MPS needs more cash to lay off 3,500 staff through a costly early retirement scheme and to bolster capital only five years after an 8.2 billion euro bailout handed the state majority control of the bank.
The biggest private employer in Tuscany, an area which is a historic bulwark of Italy’s centre-left, MPS has close ties with the region’s many businesses active in the fashion, leather goods and tourism industries.
Deemed too big to fail, MPS has been at the heart of Italy’s banking woes since an ill-fated acquisition on the eve of the 2008-2009 global financial crisis.
It struggled to secure underwriters for its seventh cash call in 14 years, forcing it to race until the very last minute to gather advance commitments from investors to limit risks for the banking consortium.
With only six out of eight banks on board late on Wednesday, MPS CEO Luigi Lovaglio and CFO Andrea Maffezzoni worked through the night with lenders to clinch the final backing.
Bank of America, Citigroup, Credit Suisse and Mediobanca are the offer’s global coordinators.
Barclays, Societe Generale, Stifel and Santander, the last to join, are bookrunners.

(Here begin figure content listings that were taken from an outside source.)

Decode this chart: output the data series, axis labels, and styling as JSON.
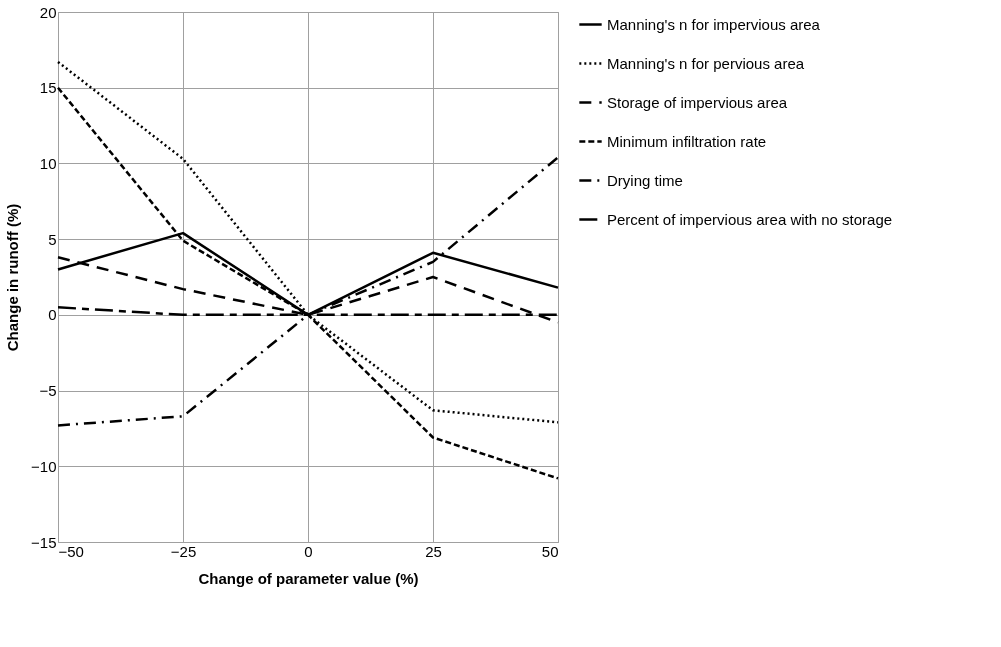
{
  "chart_data": {
    "type": "line",
    "xlabel": "Change of parameter value (%)",
    "ylabel": "Change in runoff (%)",
    "x": [
      -50,
      -25,
      0,
      25,
      50
    ],
    "xlim": [
      -50,
      50
    ],
    "xticks": [
      -50,
      -25,
      0,
      25,
      50
    ],
    "ylim": [
      -15,
      20
    ],
    "yticks": [
      -15,
      -10,
      -5,
      0,
      5,
      10,
      15,
      20
    ],
    "grid": true,
    "legend": "right",
    "marker": "none",
    "series": [
      {
        "name": "Manning's n for impervious area",
        "color": "#000000",
        "line_style": "solid",
        "values": [
          3.0,
          5.4,
          0,
          4.1,
          1.8
        ]
      },
      {
        "name": "Manning's n for pervious area",
        "color": "#000000",
        "line_style": "dotted",
        "values": [
          16.7,
          10.3,
          0,
          -6.3,
          -7.1
        ]
      },
      {
        "name": "Storage of impervious area",
        "color": "#000000",
        "line_style": "dashed",
        "values": [
          3.8,
          1.7,
          0,
          2.5,
          -0.5
        ]
      },
      {
        "name": "Minimum infiltration rate",
        "color": "#000000",
        "line_style": "short dashed",
        "values": [
          15.0,
          4.9,
          0,
          -8.1,
          -10.8
        ]
      },
      {
        "name": "Drying time",
        "color": "#000000",
        "line_style": "dash dot",
        "values": [
          -7.3,
          -6.7,
          0,
          3.5,
          10.4
        ]
      },
      {
        "name": "Percent of impervious area with no storage",
        "color": "#000000",
        "line_style": "long dash short dash",
        "values": [
          0.5,
          0,
          0,
          0,
          0
        ]
      }
    ]
  }
}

Underwriters will cover up to 807 million euros of the issue, MPS said in a statement early on Thursday, just minutes after receiving the signature of the eighth bank.
Another 50 million euros are being guaranteed by London-based fund Algebris, whose founder Davide Serra is a close associate of Lovaglio.
SEEKING REASSURANCE
With markets gripped by fears about recession, conflict in Ukraine, inflation and higher rates, the eight banks due to backstop the sale had refused to take on the risk without reassurances about how much stock they could be left holding.
The state will put in 1.6 billion euros towards the capital raising, based on its 64% stake. European Union rules on state aid means the remainder must be raised from private investors.
If MPS gathers less than the maximum 2.5 billion euros, the state’s contribution will be proportionally reduced so as not to exceed 64% of the total.
MPS said that some investors had committed with the underwriters to buy new shares for a sum equivalent to more than half the private portion of the capital increase, which is of up to 900 million euros.
At least 100 million euros will come from France’s AXA, MPS’ partner in an insurance joint-venture.
Another MPS’ partner, asset manager Anima Holding, will invest 25 million euros after Lovaglio spurned its offer of putting in 10 times that sum in return for a new commercial accord.
After its market value shrunk to just 256 million euros, MPS will sell the new shares with a discount of just 8.6% over Wednesday’s closing price stripped of subscription rights.
That is a fraction of the discount normally offered to make these offers appealing.